Smoking Raises Colorectal Cancer Risk

Jan 13, 2009 by

Smoking Raises Colorectal Cancer Risk

A study carried out in Italy has revealed that smoking increases the risk of getting colorectal cancer by about 18%, as well as of dying from the disease by about 25%.

The study was published in the Journal of the American Medical Association.

The study team had looked at data from 106 previous observational studies, which ranged in size from a few hundred study subjects to more than a million. Its findings are significant because the link between smoking and colorectal cancer has not always been conclusive.

“Smoking is significantly associated with colorectal cancer incidence and mortality. People should be aware that smoking increases the risk of cancer not only in organs where there is direct contact with tobacco-related carcinogens, such as lung, oropharynx, larynx and upper digestive tract, but also in organs where exposure to tobacco degradation products is indirect, such as the pancreas, kidney, bladder, cervix, colon and rectum,” said Edoardo Botteri, a biostatistician in the division of epidemiology and biostatistics at the European Institute of Oncology in Milan, Italy, the leader of the study.

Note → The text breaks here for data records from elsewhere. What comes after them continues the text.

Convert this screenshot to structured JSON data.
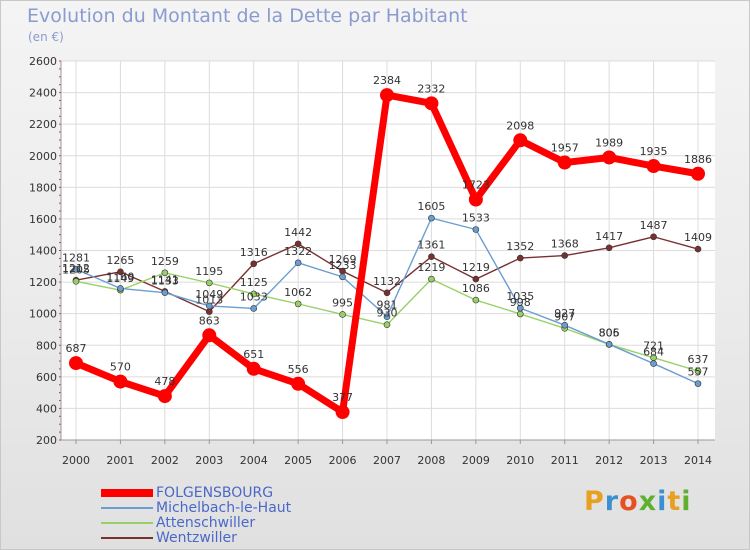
{
  "title": "Evolution du Montant de la Dette par Habitant",
  "subtitle": "(en €)",
  "logo": {
    "text": "Proxiti",
    "colors": [
      "#e8a020",
      "#3a90d0",
      "#e85020",
      "#60b030",
      "#3a90d0",
      "#e8a020",
      "#60b030"
    ]
  },
  "chart_data": {
    "type": "line",
    "title": "Evolution du Montant de la Dette par Habitant",
    "ylabel": "(en €)",
    "xlabel": "",
    "x": [
      2000,
      2001,
      2002,
      2003,
      2004,
      2005,
      2006,
      2007,
      2008,
      2009,
      2010,
      2011,
      2012,
      2013,
      2014
    ],
    "ylim": [
      200,
      2600
    ],
    "yticks": [
      200,
      400,
      600,
      800,
      1000,
      1200,
      1400,
      1600,
      1800,
      2000,
      2200,
      2400,
      2600
    ],
    "grid": true,
    "legend": "bottom-left",
    "series": [
      {
        "name": "FOLGENSBOURG",
        "color": "#ff0000",
        "values": [
          687,
          570,
          478,
          863,
          651,
          556,
          377,
          2384,
          2332,
          1723,
          2098,
          1957,
          1989,
          1935,
          1886
        ],
        "labels": [
          "687",
          "570",
          "478",
          "863",
          "651",
          "556",
          "377",
          "2384",
          "2332",
          "1723",
          "2098",
          "1957",
          "1989",
          "1935",
          "1886"
        ]
      },
      {
        "name": "Michelbach-le-Haut",
        "color": "#6a9ed0",
        "values": [
          1281,
          1160,
          1133,
          1049,
          1033,
          1322,
          1233,
          981,
          1605,
          1533,
          1035,
          927,
          806,
          684,
          557
        ],
        "labels": [
          "1281",
          "1160",
          "1133",
          "1049",
          "1033",
          "1322",
          "1233",
          "981",
          "1605",
          "1533",
          "1035",
          "927",
          "806",
          "684",
          "557"
        ]
      },
      {
        "name": "Attenschwiller",
        "color": "#99d066",
        "values": [
          1205,
          1149,
          1259,
          1195,
          1125,
          1062,
          995,
          930,
          1219,
          1086,
          998,
          907,
          805,
          721,
          637
        ],
        "labels": [
          "1205",
          "1149",
          "1259",
          "1195",
          "1125",
          "1062",
          "995",
          "930",
          "1219",
          "1086",
          "998",
          "907",
          "805",
          "721",
          "637"
        ]
      },
      {
        "name": "Wentzwiller",
        "color": "#7a3030",
        "values": [
          1212,
          1265,
          1141,
          1013,
          1316,
          1442,
          1269,
          1132,
          1361,
          1219,
          1352,
          1368,
          1417,
          1487,
          1409
        ],
        "labels": [
          "1212",
          "1265",
          "1141",
          "1013",
          "1316",
          "1442",
          "1269",
          "1132",
          "1361",
          "1219",
          "1352",
          "1368",
          "1417",
          "1487",
          "1409"
        ]
      }
    ]
  }
}
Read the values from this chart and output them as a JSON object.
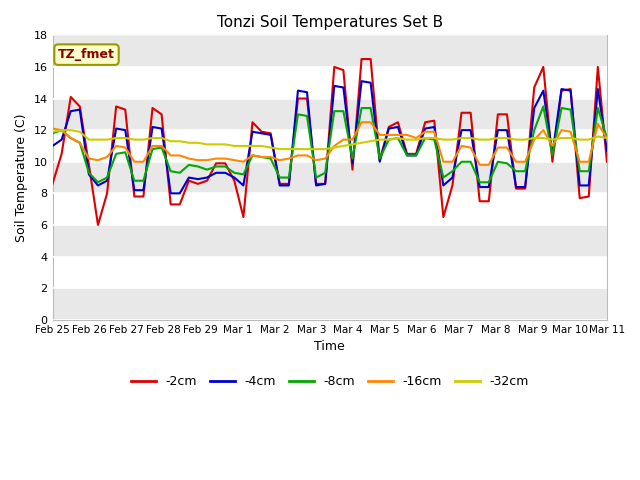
{
  "title": "Tonzi Soil Temperatures Set B",
  "xlabel": "Time",
  "ylabel": "Soil Temperature (C)",
  "ylim": [
    0,
    18
  ],
  "yticks": [
    0,
    2,
    4,
    6,
    8,
    10,
    12,
    14,
    16,
    18
  ],
  "x_tick_labels": [
    "Feb 25",
    "Feb 26",
    "Feb 27",
    "Feb 28",
    "Feb 29",
    "Mar 1",
    "Mar 2",
    "Mar 3",
    "Mar 4",
    "Mar 5",
    "Mar 6",
    "Mar 7",
    "Mar 8",
    "Mar 9",
    "Mar 10",
    "Mar 11"
  ],
  "annotation_text": "TZ_fmet",
  "annotation_color": "#8B0000",
  "annotation_bg": "#FFFFCC",
  "annotation_border": "#999900",
  "fig_bg": "#FFFFFF",
  "plot_bg_light": "#FFFFFF",
  "plot_bg_dark": "#E8E8E8",
  "grid_color": "#CCCCCC",
  "lines": {
    "neg2cm": {
      "label": "-2cm",
      "color": "#DD0000",
      "lw": 1.5
    },
    "neg4cm": {
      "label": "-4cm",
      "color": "#0000CC",
      "lw": 1.5
    },
    "neg8cm": {
      "label": "-8cm",
      "color": "#00AA00",
      "lw": 1.5
    },
    "neg16cm": {
      "label": "-16cm",
      "color": "#FF8800",
      "lw": 1.5
    },
    "neg32cm": {
      "label": "-32cm",
      "color": "#CCCC00",
      "lw": 1.5
    }
  },
  "t_neg2cm": [
    8.6,
    10.5,
    14.1,
    13.5,
    9.8,
    6.0,
    8.0,
    13.5,
    13.3,
    7.8,
    7.8,
    13.4,
    13.0,
    7.3,
    7.3,
    8.8,
    8.6,
    8.8,
    9.9,
    9.9,
    8.8,
    6.5,
    12.5,
    11.9,
    11.8,
    8.6,
    8.6,
    14.0,
    14.0,
    8.6,
    8.6,
    16.0,
    15.8,
    9.5,
    16.5,
    16.5,
    10.1,
    12.2,
    12.5,
    10.5,
    10.5,
    12.5,
    12.6,
    6.5,
    8.5,
    13.1,
    13.1,
    7.5,
    7.5,
    13.0,
    13.0,
    8.3,
    8.3,
    14.7,
    16.0,
    10.0,
    14.5,
    14.6,
    7.7,
    7.8,
    16.0,
    10.0
  ],
  "t_neg4cm": [
    11.0,
    11.4,
    13.2,
    13.3,
    9.2,
    8.5,
    8.8,
    12.1,
    12.0,
    8.2,
    8.2,
    12.2,
    12.1,
    8.0,
    8.0,
    9.0,
    8.9,
    9.0,
    9.3,
    9.3,
    9.0,
    8.5,
    11.9,
    11.8,
    11.7,
    8.5,
    8.5,
    14.5,
    14.4,
    8.5,
    8.6,
    14.8,
    14.7,
    9.9,
    15.1,
    15.0,
    10.0,
    12.1,
    12.2,
    10.4,
    10.4,
    12.1,
    12.2,
    8.5,
    9.0,
    12.0,
    12.0,
    8.4,
    8.4,
    12.0,
    12.0,
    8.4,
    8.4,
    13.4,
    14.5,
    10.5,
    14.6,
    14.5,
    8.5,
    8.5,
    14.6,
    10.7
  ],
  "t_neg8cm": [
    11.8,
    12.0,
    11.5,
    11.2,
    9.3,
    8.7,
    9.0,
    10.5,
    10.6,
    8.8,
    8.8,
    10.8,
    10.9,
    9.4,
    9.3,
    9.8,
    9.7,
    9.5,
    9.7,
    9.7,
    9.3,
    9.2,
    10.4,
    10.3,
    10.2,
    9.0,
    9.0,
    13.0,
    12.9,
    9.0,
    9.3,
    13.2,
    13.2,
    10.2,
    13.4,
    13.4,
    10.2,
    11.4,
    11.5,
    10.4,
    10.4,
    11.5,
    11.4,
    9.0,
    9.4,
    10.0,
    10.0,
    8.7,
    8.7,
    10.0,
    9.9,
    9.4,
    9.4,
    12.0,
    13.5,
    10.4,
    13.4,
    13.3,
    9.4,
    9.4,
    13.4,
    11.5
  ],
  "t_neg16cm": [
    12.1,
    12.0,
    11.5,
    11.2,
    10.2,
    10.1,
    10.3,
    11.0,
    10.9,
    10.0,
    10.0,
    11.0,
    11.0,
    10.4,
    10.4,
    10.2,
    10.1,
    10.1,
    10.2,
    10.2,
    10.1,
    10.0,
    10.4,
    10.3,
    10.3,
    10.1,
    10.2,
    10.4,
    10.4,
    10.1,
    10.2,
    11.0,
    11.4,
    11.4,
    12.5,
    12.5,
    11.7,
    11.7,
    11.7,
    11.7,
    11.5,
    11.9,
    11.9,
    10.0,
    10.0,
    11.0,
    10.9,
    9.8,
    9.8,
    10.9,
    10.9,
    10.0,
    10.0,
    11.4,
    12.0,
    11.0,
    12.0,
    11.9,
    10.0,
    10.0,
    12.4,
    11.5
  ],
  "t_neg32cm": [
    11.9,
    12.0,
    12.0,
    11.9,
    11.4,
    11.4,
    11.4,
    11.5,
    11.5,
    11.4,
    11.4,
    11.5,
    11.5,
    11.3,
    11.3,
    11.2,
    11.2,
    11.1,
    11.1,
    11.1,
    11.0,
    11.0,
    11.0,
    11.0,
    10.9,
    10.8,
    10.8,
    10.8,
    10.8,
    10.8,
    10.8,
    10.9,
    11.0,
    11.1,
    11.2,
    11.3,
    11.4,
    11.4,
    11.5,
    11.4,
    11.4,
    11.5,
    11.5,
    11.4,
    11.4,
    11.5,
    11.5,
    11.4,
    11.4,
    11.5,
    11.5,
    11.4,
    11.4,
    11.5,
    11.5,
    11.4,
    11.5,
    11.5,
    11.4,
    11.4,
    11.6,
    11.5
  ]
}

And risk escalates the more one smokes.

“There was an increase in risk with increasing number of cigarettes per day and pack-years — the number of packs of cigarettes smoked per day multiplied by years of consumption,” added Botteri.

Increased risk was observed after about a decade of smoking, while statistical significance was reached after about 3 decades of smoking. But, according to Botteri, “that doesn’t mean that there is no increased risk for people who smoked less than 30 years. It just means that there is strong evidence that exposure of 30 years or more increases the risk of colorectal cancer”.